According to Prodigy, Mobb Deep’s beef with Jay-Z started after Jay released his ‘98 track “Money, Cash Hoes” where he rapped “it’s like New York’s been soft / Ever since Snoop came through and crushed the buildings” referring to Tha Dogg Pound’s New York New York track, which was seen has a diss to New York. In the video Snoop can be seen kicking down New York buildings.This was during the start of the East Coast–West Coast rivalry.
“That’s why we took offense when Jay-Z came out years later,” P explained to Complex. “After everything died down—and people lost their lives—he came out with that song ‘Money, Cash, Hoes,’ where he had that line ‘It’s like New York’s been soft ever since Snoop came through and crushed the buildings.’ We took offense to that like, ‘How you talking now? We was out there risking our lives.’”
“This shit was on and popping and we were still out there doing shows. This dude wasn’t around, he had nothing to say at that time,” he recalled. “That was kind of crazy that you just come out of nowhere talking about some shit that you weren’t nowhere around for, talking about you’re bringing back the feeling. We took offense, so we said something about it. That’s how that whole shit sparked with him.”
However, Havoc said they have since spoken after Jay-Z reached out to do some business and things are now cool between them.
In 2017, a few months after Prodigy had passed, Jay-Z revealed in an interview with Elliot Wilson and B.Dot that he was able to make peace with the Mobb Deep legend before his death.

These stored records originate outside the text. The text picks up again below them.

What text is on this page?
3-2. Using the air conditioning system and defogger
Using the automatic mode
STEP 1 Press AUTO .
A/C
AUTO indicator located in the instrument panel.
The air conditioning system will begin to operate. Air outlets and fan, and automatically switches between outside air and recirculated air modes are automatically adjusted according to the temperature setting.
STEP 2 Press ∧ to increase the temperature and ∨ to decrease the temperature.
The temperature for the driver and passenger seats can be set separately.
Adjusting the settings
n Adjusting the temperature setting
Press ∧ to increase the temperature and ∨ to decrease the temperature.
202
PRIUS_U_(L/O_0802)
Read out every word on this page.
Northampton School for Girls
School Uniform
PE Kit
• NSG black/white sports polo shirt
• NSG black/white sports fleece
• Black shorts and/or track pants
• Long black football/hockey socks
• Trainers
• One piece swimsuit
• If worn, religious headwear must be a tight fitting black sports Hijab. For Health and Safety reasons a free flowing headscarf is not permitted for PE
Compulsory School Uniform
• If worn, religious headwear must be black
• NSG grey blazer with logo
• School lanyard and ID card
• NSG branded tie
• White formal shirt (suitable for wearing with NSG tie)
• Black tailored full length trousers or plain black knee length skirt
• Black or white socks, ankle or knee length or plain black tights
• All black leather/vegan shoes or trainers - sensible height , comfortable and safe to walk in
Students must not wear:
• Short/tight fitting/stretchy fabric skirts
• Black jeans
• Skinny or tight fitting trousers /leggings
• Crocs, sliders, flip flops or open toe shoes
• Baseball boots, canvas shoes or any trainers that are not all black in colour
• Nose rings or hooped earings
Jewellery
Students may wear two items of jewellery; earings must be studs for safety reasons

“I had super respect for Prodigy. In order for me to spar with you, really spar, I gotta respect you in some way. I gotta respect you. I sampled him on my first album, so you know I was aware of him and and had a respect him. We spoke. Me and him spoke before he passed. I saw him in a club, maybe five years ago. He just came over and we kicked it. It’s just sad. Blessings to his family. It’s sad. Young, young man.”